Present day
05-07-18
Restoration of a work by Darío Urzay
The Belly of the Observer (Threshold of attention) (Afterimages), 2001
Every year the museum undertakes a range of conservation and restoration projects on works of art in its permanent collection thanks to the sponsorship of Iberdrola, a Member of the Board of Trustees of the Bilbao Fine Arts Museum. This year's programme features a special project that has focused on one of the most distinctive and sophisticated contemporary works in the collection. The Belly of the Observer (Threshold of attention) (Afterimages) by Darío Urzay (born Bilbao, 1958) is the result of a commission by the museum itself in 2001 in conjunction with the exhibition Gaur, Hemen, Orain, which was devoted to contemporary Basque art.
Darío Urzay conceived the original work for a specific site in the museum, the corridor in the so-called “modern building” with its large glass windows giving onto the Plaza del Monumento a Arriaga. The work comprises two, interconnected parts in which the independent elements are less important than the overall work, of which the starting point is the “primary creation” of the small paintings (Threshold of attention).
The five small panels (150 x 122 cm) of Threshold of attention, executed in oil, resin and photographic paper on wood, provide the starting point for the large ones (280 x 235 cm) given that they are their negative image. They were then photographed, digitalised, printed on translucent material (Afterimages) and installed between two sheets of glass mounted in iron frames.
The work thus offers a summary of most of Urzay's artistic concerns, including the fusion of artistic techniques and media (painting, photography and digital creation); the combination of the abstract and its correspondence with reality though greatly enlarged images based on biological forms; the manner in which the viewer is encouraged to undertake a dual contemplation which completes the work in that person's gaze; and the use of red, and its complementary green, as a metaphor of life.
After more than fifteen years on display the work revealed significant alterations. After a detailed study in which the artist himself was involved a new presentation has been created, involving reprinting the various elements and their reduction to just eight. In addition, the four large images are now shown in back-lit light boxes in a wall-based installation.
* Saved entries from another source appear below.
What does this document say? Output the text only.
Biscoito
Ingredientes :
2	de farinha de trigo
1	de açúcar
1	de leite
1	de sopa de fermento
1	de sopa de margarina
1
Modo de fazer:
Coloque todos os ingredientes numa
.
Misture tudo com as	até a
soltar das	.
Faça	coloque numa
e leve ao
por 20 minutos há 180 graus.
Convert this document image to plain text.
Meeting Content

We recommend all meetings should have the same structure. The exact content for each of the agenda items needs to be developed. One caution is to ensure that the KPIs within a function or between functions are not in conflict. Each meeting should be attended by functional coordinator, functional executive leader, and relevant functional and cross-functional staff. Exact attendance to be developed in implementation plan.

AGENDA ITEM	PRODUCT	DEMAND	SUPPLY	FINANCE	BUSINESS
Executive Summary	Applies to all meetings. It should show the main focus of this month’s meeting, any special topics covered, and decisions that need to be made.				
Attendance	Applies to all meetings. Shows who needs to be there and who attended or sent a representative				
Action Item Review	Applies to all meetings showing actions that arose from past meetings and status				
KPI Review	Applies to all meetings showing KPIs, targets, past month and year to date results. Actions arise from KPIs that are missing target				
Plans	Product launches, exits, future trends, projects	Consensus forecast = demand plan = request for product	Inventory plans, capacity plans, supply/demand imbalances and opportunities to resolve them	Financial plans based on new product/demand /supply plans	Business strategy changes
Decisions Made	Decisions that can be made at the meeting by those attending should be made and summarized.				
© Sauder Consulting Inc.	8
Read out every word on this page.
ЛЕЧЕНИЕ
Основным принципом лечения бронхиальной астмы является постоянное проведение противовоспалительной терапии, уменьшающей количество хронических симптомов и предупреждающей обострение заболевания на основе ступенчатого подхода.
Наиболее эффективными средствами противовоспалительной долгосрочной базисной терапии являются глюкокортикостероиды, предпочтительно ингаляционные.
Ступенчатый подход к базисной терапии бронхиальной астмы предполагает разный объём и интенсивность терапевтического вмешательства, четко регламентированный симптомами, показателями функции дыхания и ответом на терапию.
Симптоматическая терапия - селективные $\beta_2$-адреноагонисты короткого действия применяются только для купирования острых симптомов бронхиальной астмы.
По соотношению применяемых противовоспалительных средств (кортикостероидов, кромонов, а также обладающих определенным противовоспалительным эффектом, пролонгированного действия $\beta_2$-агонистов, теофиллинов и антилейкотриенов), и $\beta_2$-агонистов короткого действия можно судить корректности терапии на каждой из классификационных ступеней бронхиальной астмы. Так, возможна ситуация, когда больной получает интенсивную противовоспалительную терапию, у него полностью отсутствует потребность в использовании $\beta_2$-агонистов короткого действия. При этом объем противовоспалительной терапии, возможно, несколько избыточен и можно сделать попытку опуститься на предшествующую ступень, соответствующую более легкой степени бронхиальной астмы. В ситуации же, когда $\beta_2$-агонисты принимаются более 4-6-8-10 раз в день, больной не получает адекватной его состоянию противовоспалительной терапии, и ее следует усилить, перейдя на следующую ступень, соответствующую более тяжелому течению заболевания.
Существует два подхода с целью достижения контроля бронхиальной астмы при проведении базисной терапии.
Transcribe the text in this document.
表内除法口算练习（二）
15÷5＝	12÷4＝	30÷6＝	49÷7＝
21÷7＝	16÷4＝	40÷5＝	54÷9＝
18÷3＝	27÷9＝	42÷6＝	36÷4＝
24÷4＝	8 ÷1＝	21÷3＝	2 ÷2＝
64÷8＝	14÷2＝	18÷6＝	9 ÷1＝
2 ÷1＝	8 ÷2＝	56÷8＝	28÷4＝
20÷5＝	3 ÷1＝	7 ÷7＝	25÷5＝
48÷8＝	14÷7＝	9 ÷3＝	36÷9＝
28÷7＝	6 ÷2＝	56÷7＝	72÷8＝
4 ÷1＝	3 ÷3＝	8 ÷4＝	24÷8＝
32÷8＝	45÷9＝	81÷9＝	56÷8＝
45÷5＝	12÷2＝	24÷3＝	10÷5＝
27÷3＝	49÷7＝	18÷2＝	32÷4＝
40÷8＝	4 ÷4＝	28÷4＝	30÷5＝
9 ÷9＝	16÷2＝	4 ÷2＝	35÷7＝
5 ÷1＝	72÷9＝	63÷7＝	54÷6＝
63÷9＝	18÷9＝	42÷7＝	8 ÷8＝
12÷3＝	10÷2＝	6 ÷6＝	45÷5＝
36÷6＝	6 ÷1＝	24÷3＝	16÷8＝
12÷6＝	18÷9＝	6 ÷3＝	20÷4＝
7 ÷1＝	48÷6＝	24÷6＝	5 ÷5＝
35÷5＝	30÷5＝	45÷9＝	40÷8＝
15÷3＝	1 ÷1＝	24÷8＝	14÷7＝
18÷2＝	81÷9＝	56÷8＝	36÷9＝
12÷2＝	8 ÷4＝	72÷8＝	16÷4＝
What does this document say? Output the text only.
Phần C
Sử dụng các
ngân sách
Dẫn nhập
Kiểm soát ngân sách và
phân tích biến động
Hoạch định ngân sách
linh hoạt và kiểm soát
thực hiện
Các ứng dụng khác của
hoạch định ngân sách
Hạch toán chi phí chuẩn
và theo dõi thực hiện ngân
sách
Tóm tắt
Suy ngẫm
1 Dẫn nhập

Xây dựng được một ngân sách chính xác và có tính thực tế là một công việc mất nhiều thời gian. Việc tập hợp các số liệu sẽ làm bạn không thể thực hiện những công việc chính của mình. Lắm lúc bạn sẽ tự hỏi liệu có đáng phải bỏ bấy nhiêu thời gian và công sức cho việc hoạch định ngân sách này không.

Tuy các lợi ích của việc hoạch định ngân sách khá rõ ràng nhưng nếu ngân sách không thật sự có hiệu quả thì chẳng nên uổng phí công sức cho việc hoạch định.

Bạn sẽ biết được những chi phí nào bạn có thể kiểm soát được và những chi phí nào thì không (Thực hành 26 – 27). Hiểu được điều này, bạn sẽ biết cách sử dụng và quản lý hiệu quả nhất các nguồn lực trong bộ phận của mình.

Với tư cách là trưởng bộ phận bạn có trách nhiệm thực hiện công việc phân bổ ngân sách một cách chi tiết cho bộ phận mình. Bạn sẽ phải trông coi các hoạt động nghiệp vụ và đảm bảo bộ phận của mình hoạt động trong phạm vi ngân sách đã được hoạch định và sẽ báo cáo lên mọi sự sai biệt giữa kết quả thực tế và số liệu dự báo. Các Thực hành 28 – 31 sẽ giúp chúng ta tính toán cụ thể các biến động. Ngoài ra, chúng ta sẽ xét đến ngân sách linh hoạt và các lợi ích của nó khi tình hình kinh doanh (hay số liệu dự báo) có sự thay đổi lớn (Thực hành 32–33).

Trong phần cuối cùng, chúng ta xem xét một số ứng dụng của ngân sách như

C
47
In the artist's words, this new presentation offers a different “way of being” for the works and a different relationship with the viewer. Nonetheless, it remains the same; a synthetic creation and possibly the finest of Urzay's “negative paintings”, which has now regained its chromatic intensity and the dynamic expressivity of each of the images that have been restored.
The restoration
The restoration involved a new printing of the four elements of Afterimages which make up this work together with Threshold of attention. The number of elements of each of the parts has been reduced from five to four. This process was undertaken in collaboration with the artist, Darío Urzay, and Estudios Durero. Based on the original images, new UV prints have been made on a special fabric (Artist Backlight Senfa) which offers the highest printing quality. Each of the four pieces of fabric has been mounted on a corresponding aluminium panel which has LED strip lighting to back-light the images. The transmission of light has achieved the translucent effect desired by the artist.
Meet the artist
Speaking live in the gallery Darío Urzay will explain the creative keys to his work and will discuss the process of its restoration with María José Ruiz-Ozaita, head of the museum's restoration department.
Free activity exclusively offered to Friends of the Museum
Thursday 19 July, 11.30 am, Room 32
Information, tel: + 34 94 439 60 60
PLAZAK AGORTUTAK
Iberdrola, committed to society
Since it was first founded Iberdrola has been committed to the development of the communities in which it is present in terms of energy, culture and social issues. In this sense Fundación Iberdrola España represents a further step in that commitment through its support for initiatives that contribute to improving individuals' quality of life.
The Fundación focuses its activities on training and research in the fields of energy through the award of grants and funding for young people; biodiversity, with projects that protect the environment; cultural development, centred on the protection and care of the cultural and artistic heritage; and international cooperation with society's most vulnerable sectors through initiatives relating to facilitating social and workplace inclusion, particularly with children and young people.
Iberdrola's collaboration with the museum is based on three strategic lines of action:
• The Conservation and Restoration programme, which every year funds the treatment of a series of works of art in the museum's permanent collection.
• The Iberdrola-Museum grant for supporting training and research in the field of the conservation and restoration of works of art.
• Educational activities specifically designed to introduce the museum to the special needs public, including those with visual or cognitive impairment, and through social insertion programmes.
Finally, and with regard to the work by Darío Urzay presented today, the Iberdrola art collection includes two works by the artist: Nocturnal Landscape 1 and Nocturnal Landscape 2, on display in the atrium of the Torre Iberdrola.